Por: Jose María Andreo

Fue saliendo por la boca del metro, cuando entre medio de las típicas canciones navideñas se coló una canción que hacía muchos años que no oía, era Je t´aime…moi non plus, cantada por Jane Birkin y Serge Gainsbour.

Sonaba cuando me dieron mi primer beso. Fue Isabel, 16 años, morena y guapa con locura. Yo 14, lleno de complejos y tímido, como no podía ser de otra manera.  Era el año 1974. Estaba en el pueblo disfrutando las vacaciones navideñas. Nunca imaginé que el regalo de Papá Noel iba a ser ese.
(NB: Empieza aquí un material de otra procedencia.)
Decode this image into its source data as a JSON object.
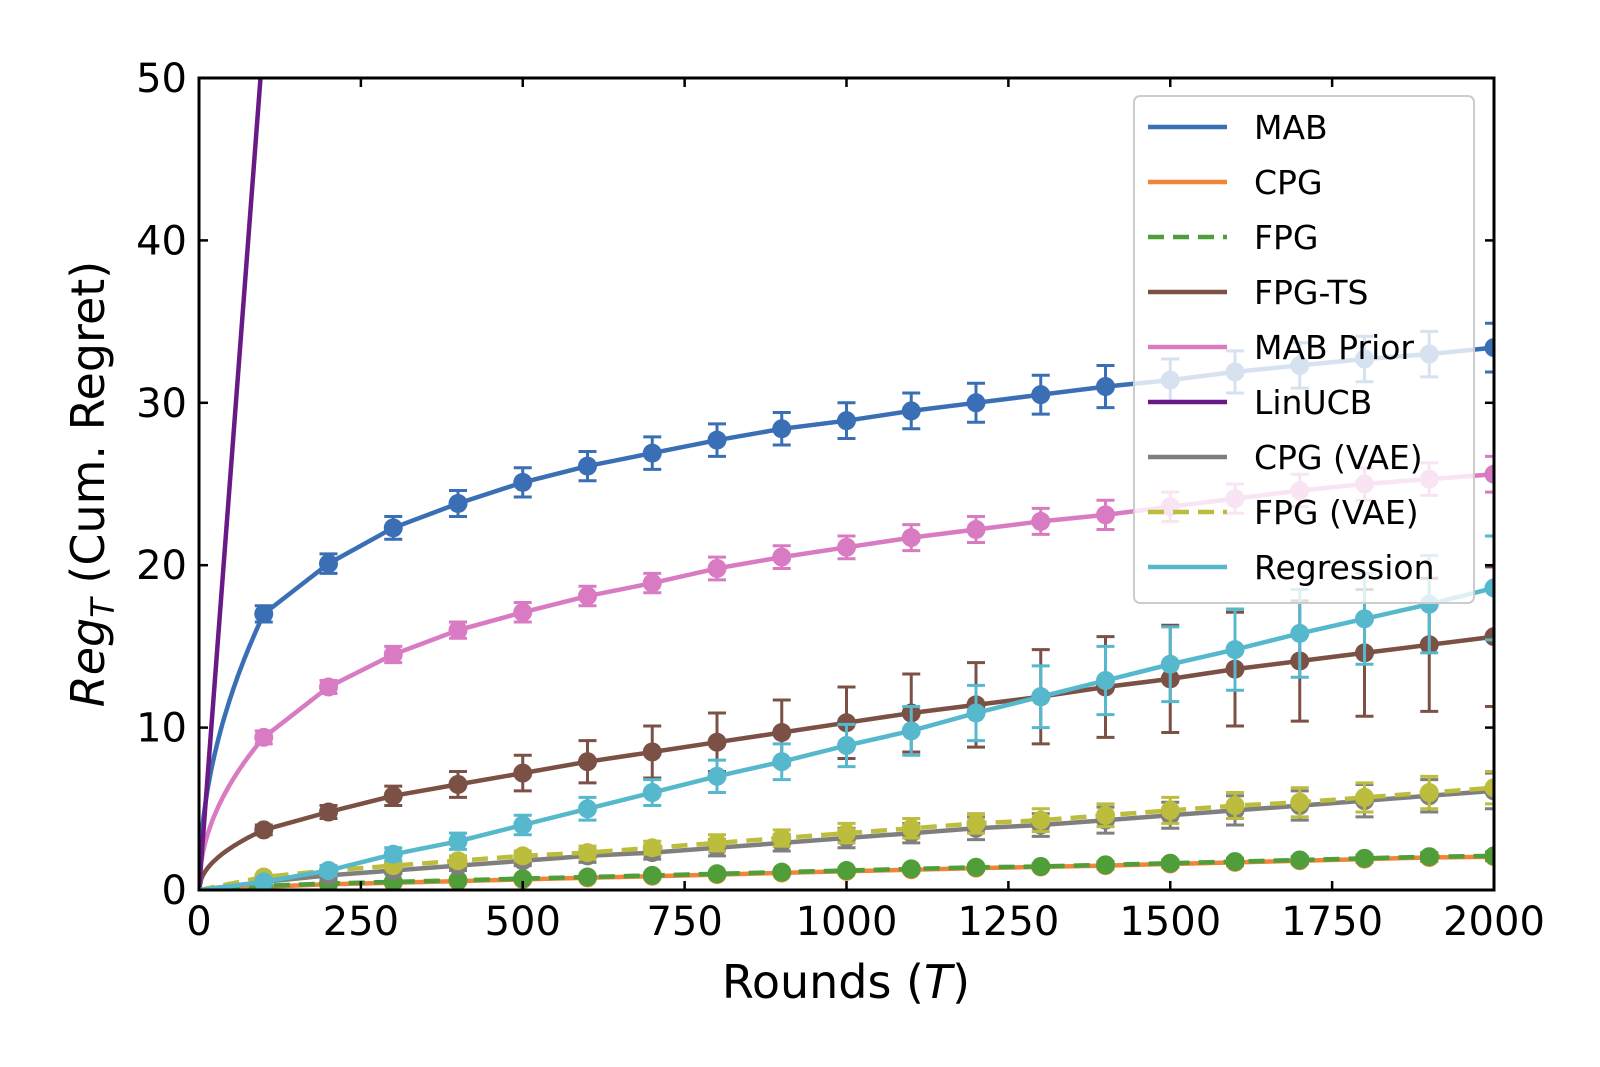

Fue la tarde de Navidad después de comer con la familia, en la que organizamos un guateque con los amigos. Las luces apagadas y con solo unos tenues rayos de luz silenciosos, que se colaban por las grietas de la ventana. Sonaba la música mientras las parejas iban y venían al medio del salón. Después de pasarme la tarde como pincha discos, Isabel vino hacia mí y me cogió de la mano. Mientras empezaba a sonar el disco que acababa de poner, comenzamos a bailar. Me rodeó con sus brazos por el cuello, yo la cogí por la cintura a unos centímetros de prudencia, ella apretó su cuerpo contra el mío, yo me dejé llevar.
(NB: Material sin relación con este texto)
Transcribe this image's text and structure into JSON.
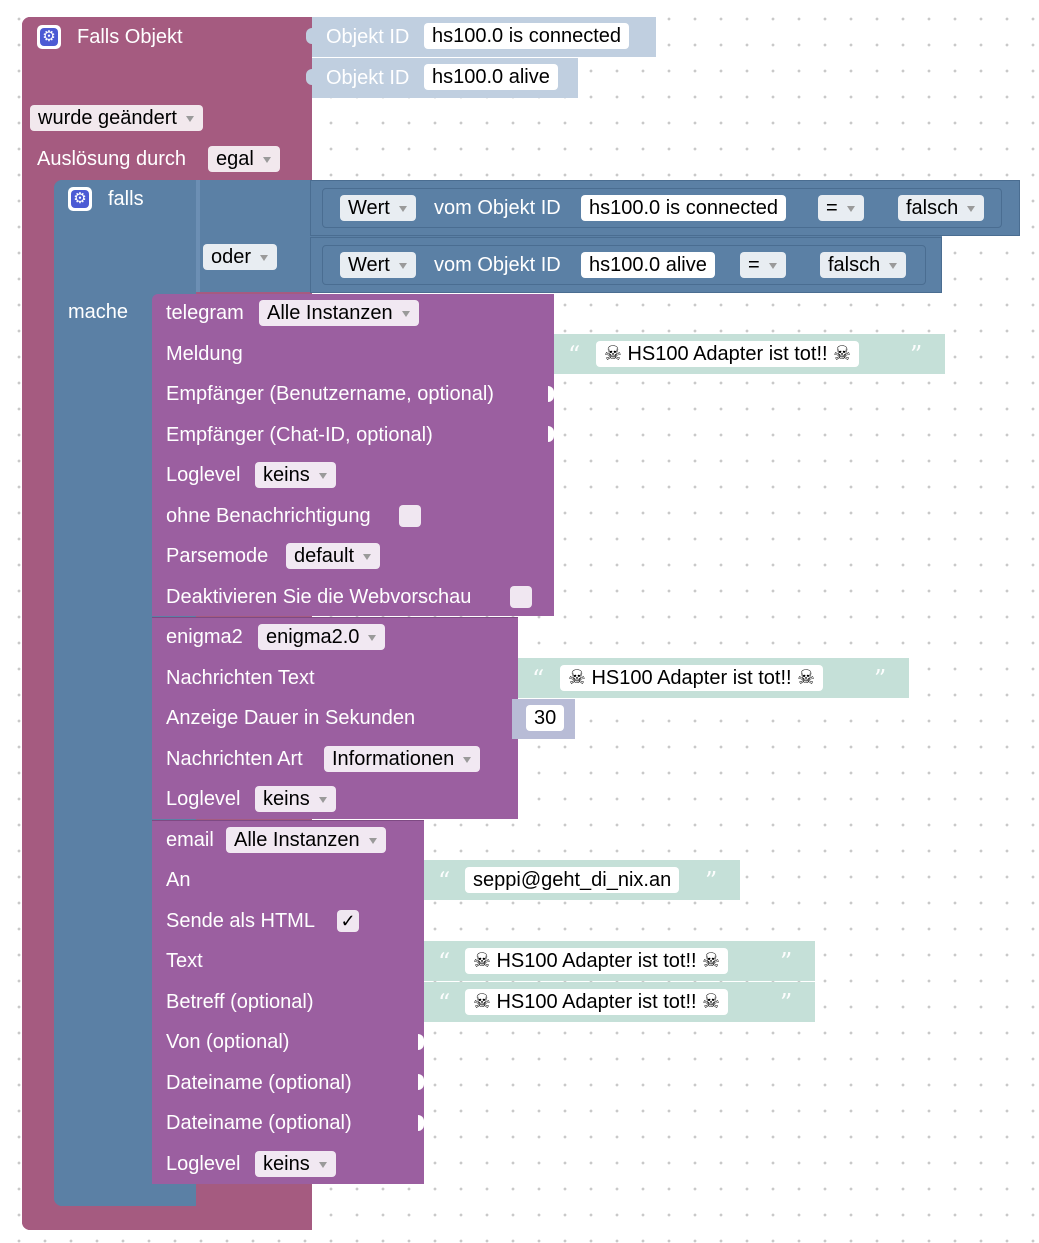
{
  "trigger": {
    "title": "Falls Objekt",
    "objekt_label": "Objekt ID",
    "obj1": "hs100.0 is connected",
    "obj2": "hs100.0 alive",
    "changed": "wurde geändert",
    "ausloesung_label": "Auslösung durch",
    "ausloesung": "egal"
  },
  "falls": {
    "label": "falls",
    "oder": "oder",
    "mache": "mache",
    "cond1": {
      "wert": "Wert",
      "vom": "vom Objekt ID",
      "obj": "hs100.0 is connected",
      "op": "=",
      "val": "falsch"
    },
    "cond2": {
      "wert": "Wert",
      "vom": "vom Objekt ID",
      "obj": "hs100.0 alive",
      "op": "=",
      "val": "falsch"
    }
  },
  "telegram": {
    "label": "telegram",
    "instance": "Alle Instanzen",
    "meldung": "Meldung",
    "msg_text": "☠ HS100 Adapter ist tot!! ☠",
    "empf_user": "Empfänger (Benutzername, optional)",
    "empf_chat": "Empfänger (Chat-ID, optional)",
    "loglevel": "Loglevel",
    "loglevel_val": "keins",
    "ohne": "ohne Benachrichtigung",
    "parsemode": "Parsemode",
    "parsemode_val": "default",
    "webvorschau": "Deaktivieren Sie die Webvorschau"
  },
  "enigma": {
    "label": "enigma2",
    "instance": "enigma2.0",
    "text_label": "Nachrichten Text",
    "msg_text": "☠ HS100 Adapter ist tot!! ☠",
    "dauer": "Anzeige Dauer in Sekunden",
    "dauer_val": "30",
    "art": "Nachrichten Art",
    "art_val": "Informationen",
    "loglevel": "Loglevel",
    "loglevel_val": "keins"
  },
  "email": {
    "label": "email",
    "instance": "Alle Instanzen",
    "an": "An",
    "an_val": "seppi@geht_di_nix.an",
    "html": "Sende als HTML",
    "html_check": "✓",
    "text": "Text",
    "text_val": "☠ HS100 Adapter ist tot!! ☠",
    "betreff": "Betreff (optional)",
    "betreff_val": "☠ HS100 Adapter ist tot!! ☠",
    "von": "Von (optional)",
    "datei1": "Dateiname (optional)",
    "datei2": "Dateiname (optional)",
    "loglevel": "Loglevel",
    "loglevel_val": "keins"
  },
  "quote_open": "“",
  "quote_close": "”",
  "colors": {
    "trigger": "#a55b80",
    "logic": "#5b80a5",
    "message": "#9b5fa0",
    "text": "#c5e0d8",
    "number": "#b8bcd6"
  }
}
Sin esperarlo, me acarició los ojos con su mirada, los cerré y noté en mis labios el sabor de los suyos. Estaba besándome por primera vez y me sentí el rey del mundo. Entonces sin despegar sus labios de los míos, giró su cabeza un poco hacía mi izquierda, no comprendía lo que estaba pasando. Noté su lengua junto a la mía y una explosión de colores me recorrió todo el cuerpo. Comenzó a faltarme el aire, pensé que no aguantaría, entonces apartó su boca de la mía.  Me quedaron los labios con sabor a Navidad, que ya no volveríamos a repetir. Al día siguiente Isabel se marchó del pueblo y nunca más la volví a ver. El claxon de un coche me devolvió a la realidad, al bullicio de una gran ciudad en época navideña. Aquellas vacaciones de 1974, a un chico lleno de complejos y tímido, le cambiaron la vida. Fue la magia de la Navidad.